Tuesday, September 24, 2013

Pilot Review: Marvel's Agents of S.H.I.E.L.D.


Marvel's Agents of S.H.I.E.L.D. (Tuesdays at 8:00 on ABC)

The look and feel of ABC's new small-screen addition to the Marvel Cinematic Universe is a reminder of how good broadtcast television can be with the right people (and enough money) behind it. Unfortunately, it's also a reminder of what can happen when there are too many cooks in the kitchen pulling a series in too many different directions. While Agents of SHIELD is quick-witted and visually stimulating, it's also a confusing blend of genres without much plot.

The general idea of Agents of SHIELD is that Agent Phil Coulson (Clark Gregg), whom the audience was told died in the film The Avengers, is actually alive and still working for SHIELD. His newest assignment is to assemble a team of operatives to investigate the presence of new "gifteds," or superheroes, since the New York battle which served as the film's finale. He gathers agents Melinda May (Ming-Na Wen, ER), a pilot and weapons expert; Grant Ward (Brett Dalton), a black ops specialist; Leo Fitz (Ian De Caestecker) and Jemma Simmons (Elizabeth Henstridge), both tech and science specialists; and Skye (Chloe Bennet, Nashvile), a newly recruited hacker. The pilot sees the team seeking out Michael Peterson (guest star J. August Richards, Angel), a down-on-his-luck single dad who lost his job, his marriage, and his home, but managed to acquire some super strength.

After watching the pilot, I'm still not entirely sure what the over-arching plot of Agents of SHIELD is. Will it be like a superhero version of NCIS, with the team looking for new heroes/villains each week? Or is this more along the lines of Heroes, which introduced a bunch of characters and a thin mystery over the course of the first few episodes before the real story kicked in? Because the pilot was really just an extended manhunt, just with superpowered forensics. I suppose that's a fine enough idea for a show like this, but I'd much rather there be a serialized plot and not a hero-of-the-week chase.

Aside from that quibble, however, Agents of SHIELD is a very strong pilot. Joss Whedon's touch is evident throughout, from the quick, adrenaline-fueled pacing of the direction, to the sharp repartee of the dialogue.

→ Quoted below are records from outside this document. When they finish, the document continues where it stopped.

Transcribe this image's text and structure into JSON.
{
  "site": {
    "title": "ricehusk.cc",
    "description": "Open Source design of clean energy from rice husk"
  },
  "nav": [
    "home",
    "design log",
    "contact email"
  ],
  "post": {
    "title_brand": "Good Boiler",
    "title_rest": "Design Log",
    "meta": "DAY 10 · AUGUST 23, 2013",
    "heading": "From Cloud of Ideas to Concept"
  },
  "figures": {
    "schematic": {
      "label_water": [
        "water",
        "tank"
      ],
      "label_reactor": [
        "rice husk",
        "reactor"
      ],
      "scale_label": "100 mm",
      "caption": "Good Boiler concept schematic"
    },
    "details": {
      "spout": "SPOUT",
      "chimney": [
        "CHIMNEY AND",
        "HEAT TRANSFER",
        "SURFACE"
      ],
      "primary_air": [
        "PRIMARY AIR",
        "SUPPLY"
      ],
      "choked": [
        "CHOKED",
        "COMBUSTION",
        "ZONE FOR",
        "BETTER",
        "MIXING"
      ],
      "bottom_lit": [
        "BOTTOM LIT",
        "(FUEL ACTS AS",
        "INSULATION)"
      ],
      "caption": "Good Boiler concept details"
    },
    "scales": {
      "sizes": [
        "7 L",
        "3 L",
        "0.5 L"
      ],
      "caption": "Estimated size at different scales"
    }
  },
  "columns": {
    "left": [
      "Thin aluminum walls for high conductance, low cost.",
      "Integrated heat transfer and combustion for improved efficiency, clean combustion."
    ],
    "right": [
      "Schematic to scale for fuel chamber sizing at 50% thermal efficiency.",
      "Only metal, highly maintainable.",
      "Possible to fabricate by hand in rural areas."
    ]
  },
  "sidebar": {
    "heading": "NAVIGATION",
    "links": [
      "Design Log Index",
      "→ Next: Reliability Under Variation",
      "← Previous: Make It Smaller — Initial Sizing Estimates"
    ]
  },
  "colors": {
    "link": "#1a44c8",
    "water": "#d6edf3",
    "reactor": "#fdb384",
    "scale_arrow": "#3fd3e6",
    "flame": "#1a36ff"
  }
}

He created the series alongside brother Jed Whedon & sister-in-law Maurissa Tancharoen, both of whom worked with Whedon on The Avengers and the short-lived series Dollhouse. The same ideas raised in both of those creations are present here: questions of identity and what it means to be human. J. August Richards gets the script's best moment at the pilot's end, delivering an emotional monologue about what a hero truly is and why it matters to be good in a world populated by potential evils. But there's also a lot of humor, as one would expect from this team. My favorite line is courtesy of Chloe Bennet's Skye, a send-up of an oft-repeated Spider Man philosophy: "With great power comes... a lot of weirdness you're not prepared to handle alone!"

The rest of the pilot's funniest moments belong to Clark Gregg, whose Agent Coulson really gets to shine on the small screen. He was a welcome bit player in the Marvel films, but he succeeds even further on TV. Gregg is bitingly funny and full of energy. The remainder of the cast is primarily newcomers, aside from the underused Wa. They're all adequate, though Bennet and Dalton do stand out as the strongest of the lot, probably because they have one of the best scenes in the whole episode involving an unexpected use of truth serum. It's scenes like this one where Agents of SHIELD is at its best: when it's flipping the superhero genre on its head, poking fun at itself, finding humor in all of the action and mayhem, and getting at deeper human truths within an unlikely genre. This is also part of what made The Avengers such a successful film. With a stronger central plotline, future episodes of the series could match the thrills and total enjoyment of its parent film as well.